O único caso que foge dessa regra é a morte de Josene Peterle, 37 anos, que foi encontrada morta no fundo de uma casa abandonada no bairro Juventude. O fato ainda não foi esclarecido. “Essa ocorrência foi classificada como feminicídio nao pelo âmbito doméstico familiar, mas pelo desprezo pela vítima. Ela foi encontrada nua, de bruços, machucada, esganada. Representa um desprezo pela condição de ser mulher”, esclarece Deise.

Casos com autoria descoberta

Fevereiro
Um adolescente foi apreendido pela morte de Edson Klaus Luchini, de 31 anos, e pela tentativa de homicídio de Francine Caroline Grassi Barbosa, de 19 anos. O caso ocorreu no bairro Maria Goretti, dia 14 de fevereiro.

Maio
A gestante Andressa Weber Erbice, de 24 anos, foi morta por disparo de arma de fogo no dia 21 de maio, no bairro Santo Antão. A investigação descobriu que o crime foi planejado pela ex-companheira do namorado de Andressa. O executor foi um menor, genro da mandante. O crime envolveu, ao menos, seis pessoas. Todos possuíam ligação familiar.

Junho
No dia 7 de junho, uma chacina deixou cinco mortos no Bar dos Amigos, bairro Municipal. O crime ocorreu por conta de uma briga de facções, onde Os Abertos fizeram uma emboscada para eliminar os rivais da Os Manos.

Agosto
No dia 6 de agosto, Leonardo Jean Farezin Waskievicz, 24 anos, foi morto em confronto com a BM, após perseguição da polícia de Encantado. O fato ocorreu no Morro da Antena, Vale dos Vinhedos. Após o caso, a PC descobriu que o irmão do Leonardo, William Farezin Waskievicz, 33 anos, planejava se vingar efetuando um ataque à BM de Bento. Ele e uma mulher foram presos em Caxias do Sul com posse de explosivos, centenas de munições e drogas.
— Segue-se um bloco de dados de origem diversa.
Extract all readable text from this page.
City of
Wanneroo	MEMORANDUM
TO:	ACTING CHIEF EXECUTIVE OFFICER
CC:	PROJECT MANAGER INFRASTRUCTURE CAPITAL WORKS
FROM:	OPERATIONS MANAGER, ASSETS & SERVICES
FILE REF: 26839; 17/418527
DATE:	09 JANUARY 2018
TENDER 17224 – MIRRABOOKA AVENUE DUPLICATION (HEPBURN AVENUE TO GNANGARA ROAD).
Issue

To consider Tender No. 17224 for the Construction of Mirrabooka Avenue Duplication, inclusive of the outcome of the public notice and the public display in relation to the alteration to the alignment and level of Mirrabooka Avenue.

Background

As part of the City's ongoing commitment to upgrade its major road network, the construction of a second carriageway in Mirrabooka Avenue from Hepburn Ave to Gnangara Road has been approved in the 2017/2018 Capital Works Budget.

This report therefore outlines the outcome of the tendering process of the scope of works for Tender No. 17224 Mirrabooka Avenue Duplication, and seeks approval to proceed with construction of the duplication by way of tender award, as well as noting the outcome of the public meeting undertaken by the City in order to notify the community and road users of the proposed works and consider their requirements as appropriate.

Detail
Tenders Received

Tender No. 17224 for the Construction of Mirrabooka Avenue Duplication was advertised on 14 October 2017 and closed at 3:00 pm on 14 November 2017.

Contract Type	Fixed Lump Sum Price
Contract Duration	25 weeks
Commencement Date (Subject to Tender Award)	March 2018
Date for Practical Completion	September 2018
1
Uma mulher de 29 anos foi morta a facadas pelo ex-companheiro no dia 11 de agosto, no bairro São Francisco. Ele não aceitava o fim do relacionamento. O homem foi localizado logo em seguia pela BM e confessou o crime.

Setembro
Pedro Nunes Borges, 62 anos, foi encontrado morto dentro de sua residência no bairro Eucaliptos, na manhã do dia 10 de setembro. A investigação ficou a cargo da força-tarefa, que descobriu que a motivação era briga entre facções. Um menor foi apreendido no mesmo dia do crime e os demais envolvidos serão indiciados em inquérito a ser encaminhado ao judiciário.

Os demais casos com autoria identificada não foram divulgados para não atrapalhar as investigações, já que o inquérito ainda não está concluído.